Published online by Cambridge University Press: 07 August 2014
Studies of the materials of cylinder seals (Sax, 1986, 1991b, and in preparation a, b, c) from Western Asia throughout the 3000 years or so of their production (c. 3500 B.C. to c. 400 B.c.) have shown that there was a chronological evolution in material usage. The seals are chiefly composed of simple mineral assemblages and the selection of particular raw materials appears to have been influenced by such properties as hardness and colour. A general trend, that higher proportions of harder stones were used with advancing time, has been observed (Gorelick and Gwinnet, 1979, 1990; Sax and Middleton, 1992). The trend in increasing hardness is likely to be related to the practical advantages of sealing with harder stones and to the correspondingly greater status that they commanded; it also would have required the development of suitable lapidary techniques. This paper is concerned with trends in material usage for cylinder seals in the latter half of the third millennium B.C. during the Akkadian, Post Akkadian and Ur III periods in Mesopotamia.

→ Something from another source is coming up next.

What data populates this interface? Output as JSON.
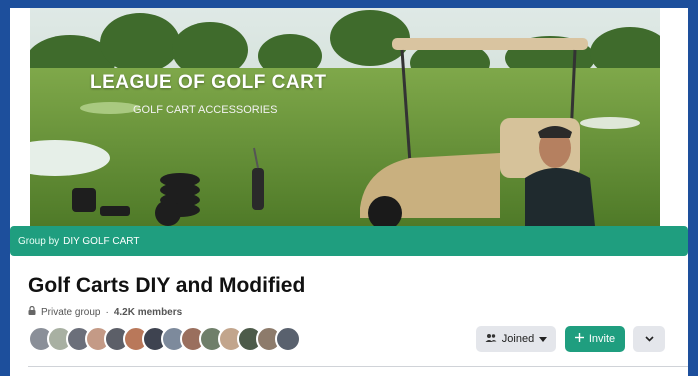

The evolution in material usage during these periods is markedly different from those of both earlier and later periods, perhaps indicating the operation of special factors of availability, as will be discussed.
Details of the materials of the seals in the collections of the British Museum stylistically dating to the Akkadian, Post Akkadian and Ur III periods are included in the catalogue published by D. Collon (Bimson and Sax, 1982). Some minor amendments have been made to the results presented there but these do not affect the overall pattern of material usage.